The Bruins had just two players hit the 65-point mark this season. Only nine teams had fewer, and all of them missed the playoffs. Pastrnak desperately needs some help.

You can’t win the Stanley Cup with one elite game-changing forward. Take a look at the last 10 Stanley Cup winners — Golden Knights, Avalanche, Lightning, Blues, Capitals, Penguins, Blackhawks and Kings. All of them, with the possible exception of the Blues, had at least two elite forwards.

And when you scan the rosters of the remaining playoff teams, they all have multiple forwards (and some defensemen) who are game-breaking talents. Players capable of winning a playoff game pretty much by themselves.

The Edmonton Oilers have Connor McDavid, Leon Draisaitl and Zach Hyman. The Florida Panthers have Matthew Tkachuk, Aleksander Barkov and Sam Reinhart. The New York Rangers have Artemi Panarin and Chris Kreider, and five 70-point scorers in total. The Vancouver Canucks have J.T. Miller, Elias Pettersson and defenseman Quinn Hughes. The Dallas Stars are sort of an exception. They don’t have a top 10 offensive player, but they had eight 20-goal scorers this season, plus a top-five defenseman in Miro Heiskanen.

These elite teams all have loads of firepower. If McDavid is struggling, Leon Draisaitl picks up the slack. If Tkachuk is not effective or taking bad penalties, Barkov and Reinhart will step up, as we saw in their series against the Bruins. If Pastrnak and Marchand are not playing at an elite level, who else on this team can be relied on to step up when it matters most?

Finding a second elite goal scorer won’t be easy. These players rarely get to free agency anymore, and trading for them is pretty costly.

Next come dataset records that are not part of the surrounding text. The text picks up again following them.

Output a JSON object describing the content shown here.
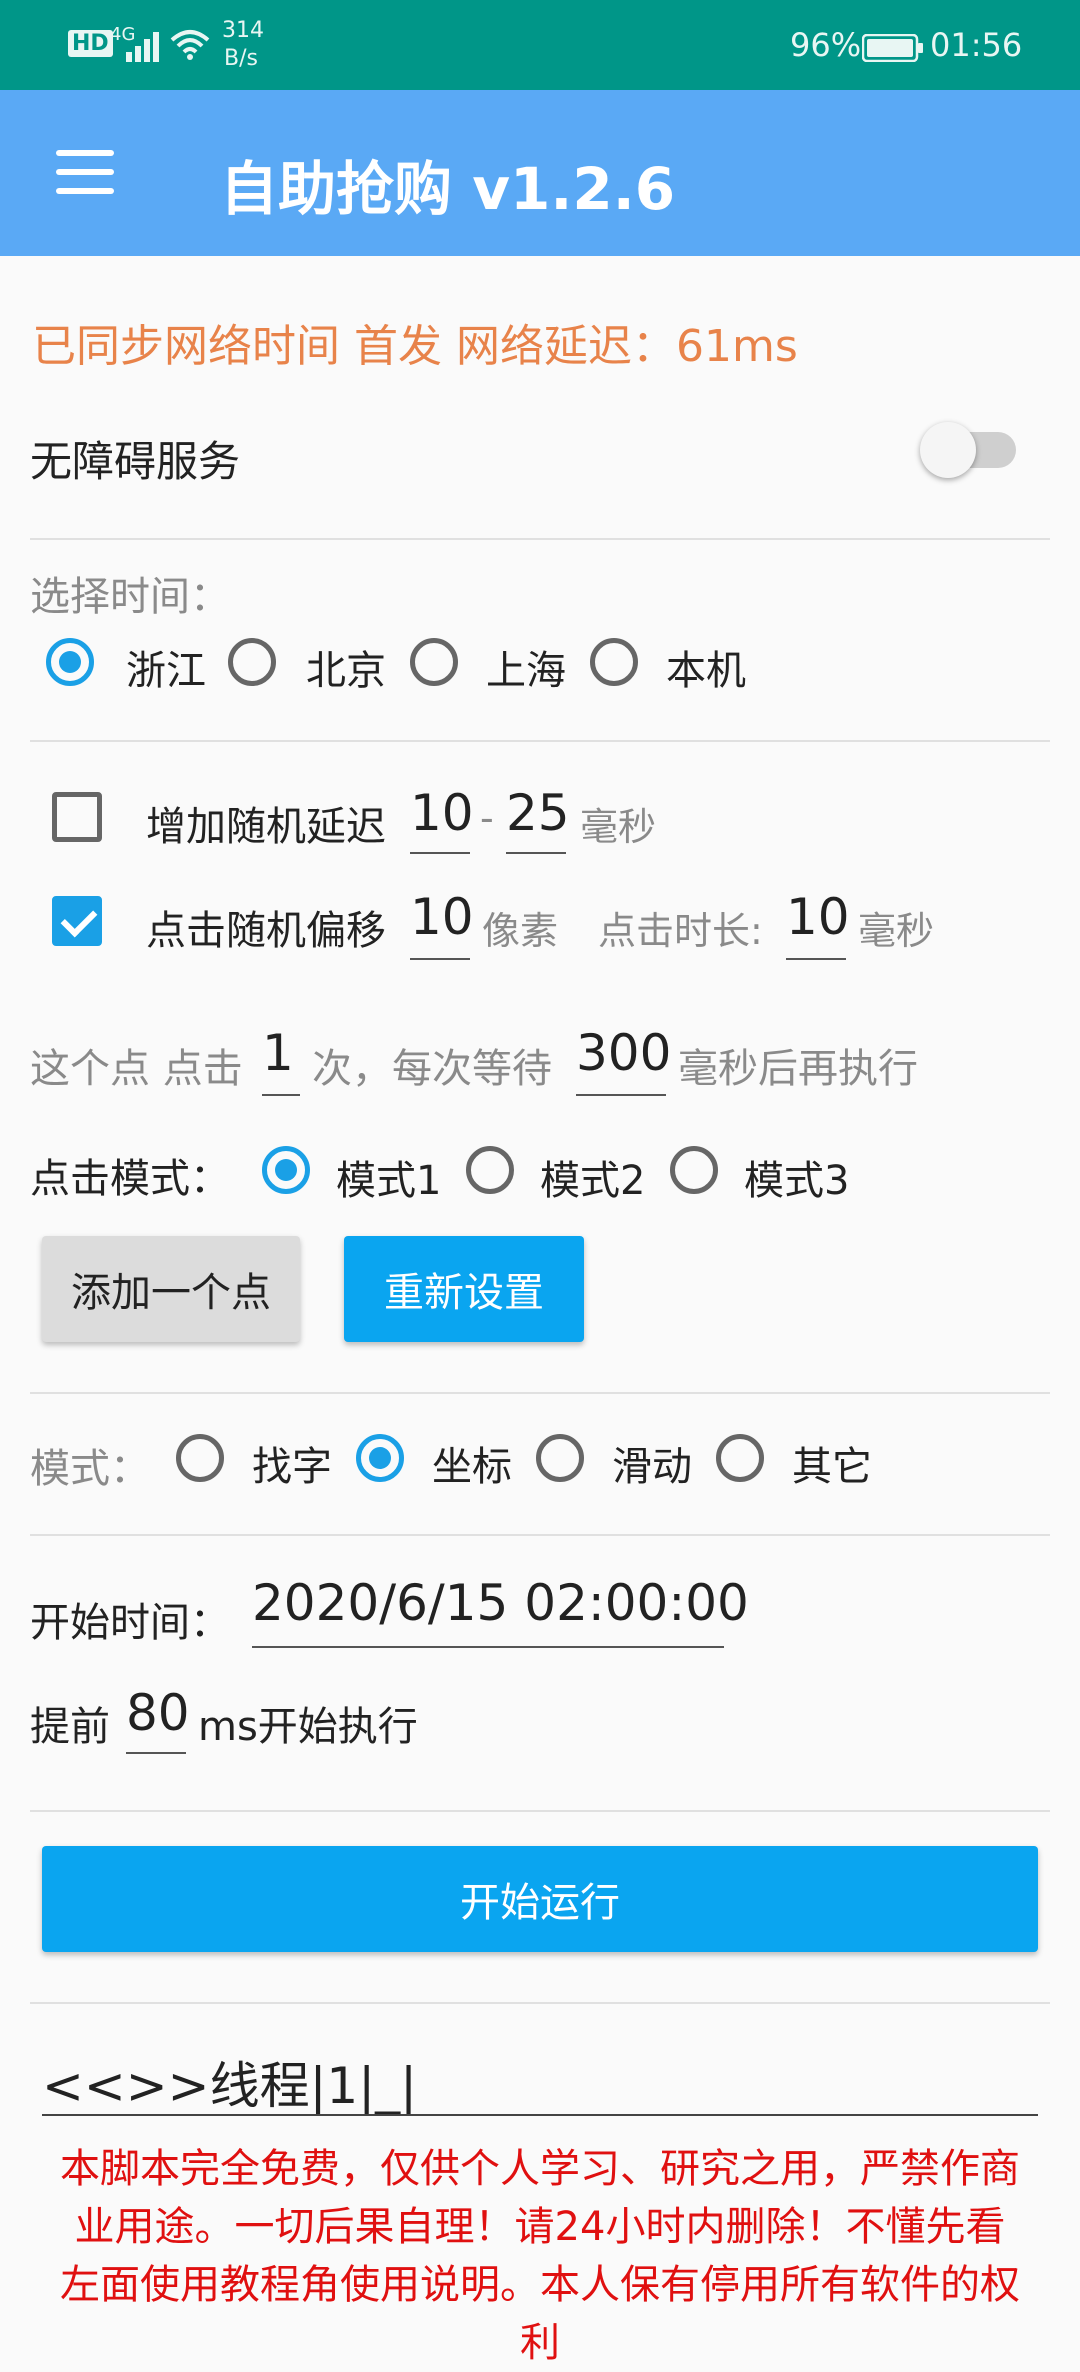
{
  "status_bar": {
    "hd": "HD",
    "network": "4G",
    "speed": "314",
    "speed_unit": "B/s",
    "battery": "96%",
    "time": "01:56"
  },
  "app_bar": {
    "title": "自助抢购 v1.2.6",
    "menu_icon": "hamburger-menu-icon"
  },
  "sync_status": "已同步网络时间 首发 网络延迟：61ms",
  "accessibility": {
    "label": "无障碍服务",
    "enabled": false
  },
  "time_select": {
    "label": "选择时间：",
    "options": [
      "浙江",
      "北京",
      "上海",
      "本机"
    ],
    "selected": "浙江"
  },
  "random_delay": {
    "checked": false,
    "label": "增加随机延迟",
    "min": "10",
    "dash": "-",
    "max": "25",
    "unit": "毫秒"
  },
  "random_offset": {
    "checked": true,
    "label": "点击随机偏移",
    "value": "10",
    "unit": "像素",
    "duration_label": "点击时长:",
    "duration_value": "10",
    "duration_unit": "毫秒"
  },
  "click_repeat": {
    "prefix": "这个点 点击",
    "count": "1",
    "middle": "次，每次等待",
    "wait": "300",
    "suffix": "毫秒后再执行"
  },
  "click_mode": {
    "label": "点击模式：",
    "options": [
      "模式1",
      "模式2",
      "模式3"
    ],
    "selected": "模式1"
  },
  "buttons": {
    "add_point": "添加一个点",
    "reset": "重新设置",
    "start": "开始运行"
  },
  "mode": {
    "label": "模式：",
    "options": [
      "找字",
      "坐标",
      "滑动",
      "其它"
    ],
    "selected": "坐标"
  },
  "start_time": {
    "label": "开始时间：",
    "value": "2020/6/15 02:00:00"
  },
  "advance": {
    "prefix": "提前",
    "value": "80",
    "suffix": "ms开始执行"
  },
  "thread_field": {
    "value": "<<>>线程|1|_|"
  },
  "disclaimer": {
    "lines": [
      "本脚本完全免费，仅供个人学习、研究之用，严禁作商",
      "业用途。一切后果自理！请24小时内删除！不懂先看",
      "左面使用教程角使用说明。本人保有停用所有软件的权",
      "利"
    ]
  },
  "colors": {
    "status_bar": "#009688",
    "app_bar": "#5aa9f5",
    "accent": "#1aa0e6",
    "sync_text": "#e8834a",
    "disclaimer": "#e01010"
  }
}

But the Bruins will have some roster flexibility in the summer. If they trade Linus Ullmark, they could have around $26 million in salary cap space, per CapFriendly. They would still need to re-sign Jeremy Swayman and maybe DeBrusk, but they will have the cap room to at least attempt a major move. They didn’t have that luxury last summer. And if there’s one area where Don Sweeney excels in more than most of his peers, it’s making trades. His record is extremely strong there.

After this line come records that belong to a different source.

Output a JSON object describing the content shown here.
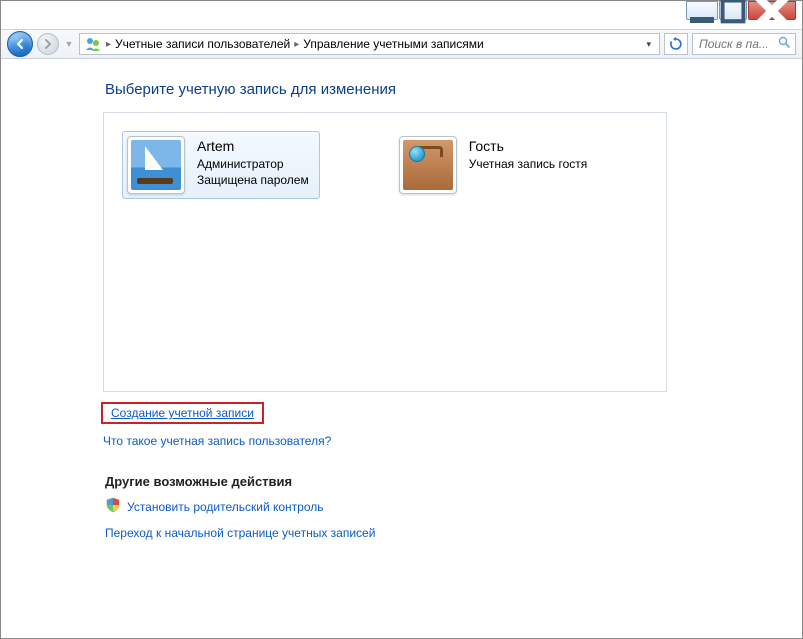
{
  "breadcrumb": {
    "item1": "Учетные записи пользователей",
    "item2": "Управление учетными записями"
  },
  "search": {
    "placeholder": "Поиск в па..."
  },
  "heading": "Выберите учетную запись для изменения",
  "accounts": {
    "artem": {
      "name": "Artem",
      "role": "Администратор",
      "status": "Защищена паролем"
    },
    "guest": {
      "name": "Гость",
      "desc": "Учетная запись гостя"
    }
  },
  "links": {
    "create_account": "Создание учетной записи",
    "what_is_account": "Что такое учетная запись пользователя?",
    "other_heading": "Другие возможные действия",
    "parental": "Установить родительский контроль",
    "goto_main": "Переход к начальной странице учетных записей"
  }
}
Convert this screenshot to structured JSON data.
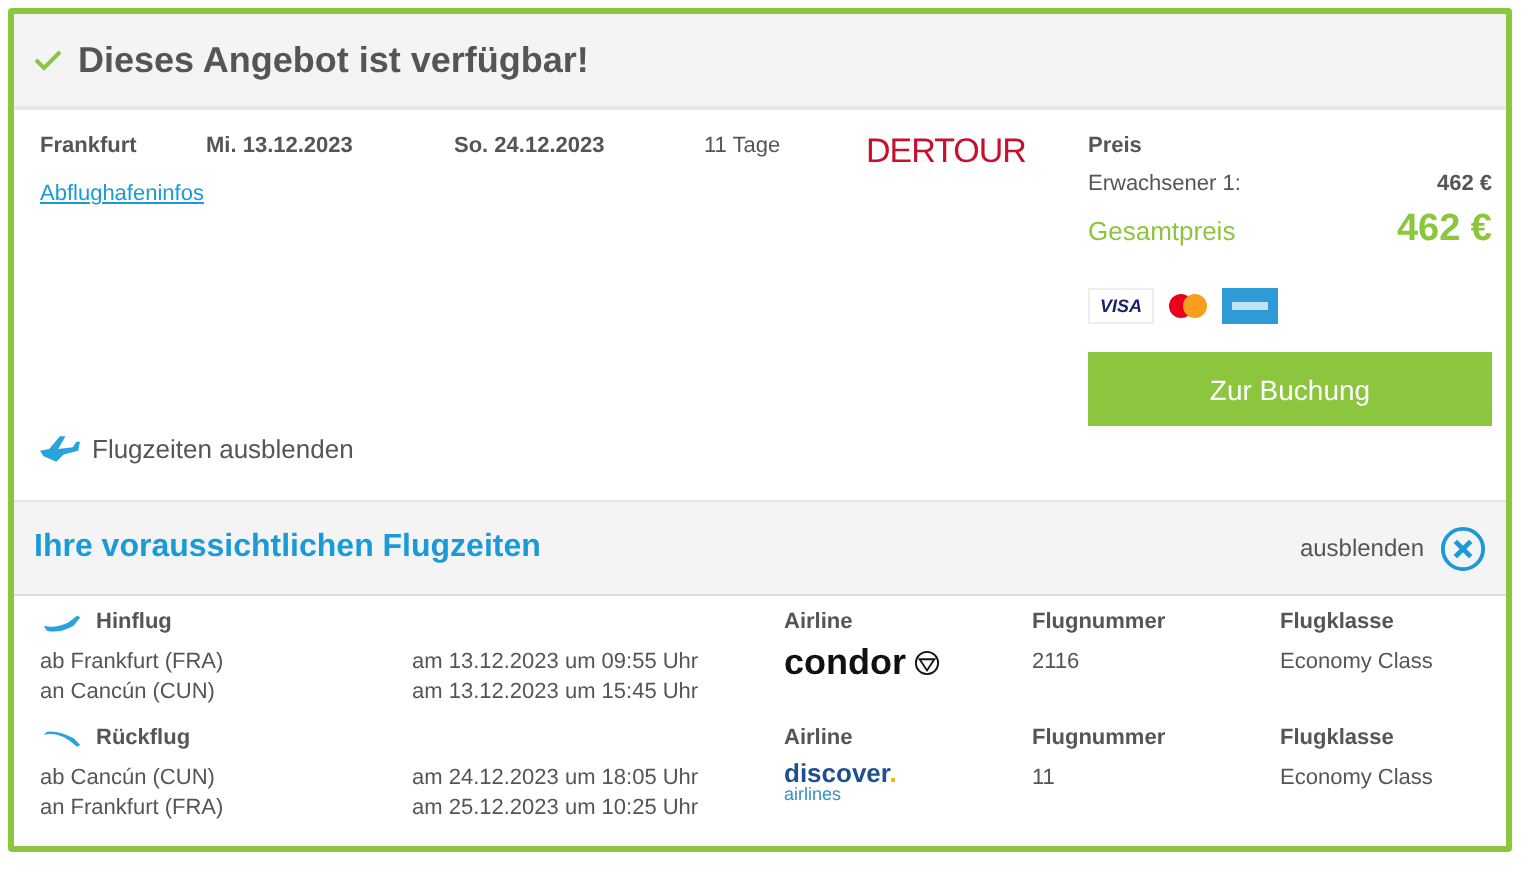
{
  "header": {
    "title": "Dieses Angebot ist verfügbar!"
  },
  "offer": {
    "departure_city": "Frankfurt",
    "outbound_date": "Mi. 13.12.2023",
    "return_date": "So. 24.12.2023",
    "duration": "11 Tage",
    "operator_logo": "DERTOUR",
    "airport_info_link": "Abflughafeninfos",
    "toggle_flight_times": "Flugzeiten ausblenden"
  },
  "price": {
    "heading": "Preis",
    "rows": [
      {
        "label": "Erwachsener 1:",
        "value": "462 €"
      }
    ],
    "total_label": "Gesamtpreis",
    "total_value": "462 €",
    "cards": [
      {
        "kind": "visa",
        "label": "VISA"
      },
      {
        "kind": "mastercard"
      },
      {
        "kind": "amex"
      }
    ],
    "book_button": "Zur Buchung"
  },
  "flight_times": {
    "title": "Ihre voraussichtlichen Flugzeiten",
    "hide_label": "ausblenden",
    "legs": [
      {
        "kind": "outbound",
        "title": "Hinflug",
        "segments": [
          {
            "place": "ab Frankfurt (FRA)",
            "time": "am 13.12.2023 um 09:55 Uhr"
          },
          {
            "place": "an Cancún (CUN)",
            "time": "am 13.12.2023 um 15:45 Uhr"
          }
        ],
        "airline_heading": "Airline",
        "airline": {
          "kind": "condor",
          "name": "condor"
        },
        "number_heading": "Flugnummer",
        "number": "2116",
        "class_heading": "Flugklasse",
        "class": "Economy Class"
      },
      {
        "kind": "return",
        "title": "Rückflug",
        "segments": [
          {
            "place": "ab Cancún (CUN)",
            "time": "am 24.12.2023 um 18:05 Uhr"
          },
          {
            "place": "an Frankfurt (FRA)",
            "time": "am 25.12.2023 um 10:25 Uhr"
          }
        ],
        "airline_heading": "Airline",
        "airline": {
          "kind": "discover",
          "name": "discover",
          "dot": ".",
          "tagline": "airlines"
        },
        "number_heading": "Flugnummer",
        "number": "11",
        "class_heading": "Flugklasse",
        "class": "Economy Class"
      }
    ]
  }
}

Veteran center Elias Lindholm is the free agent who makes the most sense.

He’s a legit top-six forward and a very good two-way player. He’s also elite on faceoffs — an area the Bruins struggled in during the regular season and playoffs. The Bruins reportedly had interest in Lindholm before the trade deadline. He was acquired by the Vancouver Canucks, and after a slow start with his new team, he has posted nine points (five goals, four assists) in 12 playoff games.

Panthers right wing Sam Reinhart, Lightning center Steven Stamkos, Devils right wing Tyler Toffoli and Hurricanes right wing Jake Guentzel are the other top forwards who could hit the free agent market this summer. Reinhart scored 57 goals this season. Stamkos just completed his seventh 40-goal season despite being 34. Toffoli has scored 20-plus goals eight times. Guentzel has scored 30-plus goals in three consecutive seasons, and he won a Stanley Cup with the Penguins in 2017.

The Bruins have a solid foundation to build around from a roster perspective. They have a top 10 goalie in Swayman. They have a top 10/top 15 blue line, led by Charlie McAvoy. Pastrnak is a premier offensive player. Marchand is a great captain and one of the league’s best two-way wings. Mason Lohrei and Matthew Poitras showed great potential as rookies.

This team isn’t too far away from being a real contender. But if Sweeney doesn’t acquire another top-six forward, whether it’s a playmaking center or a natural goal scorer on the wing, it’s hard to envision this group getting past the second round next season. Making this kind of upgrade needs to be the Bruins’ No. 1 offseason priority.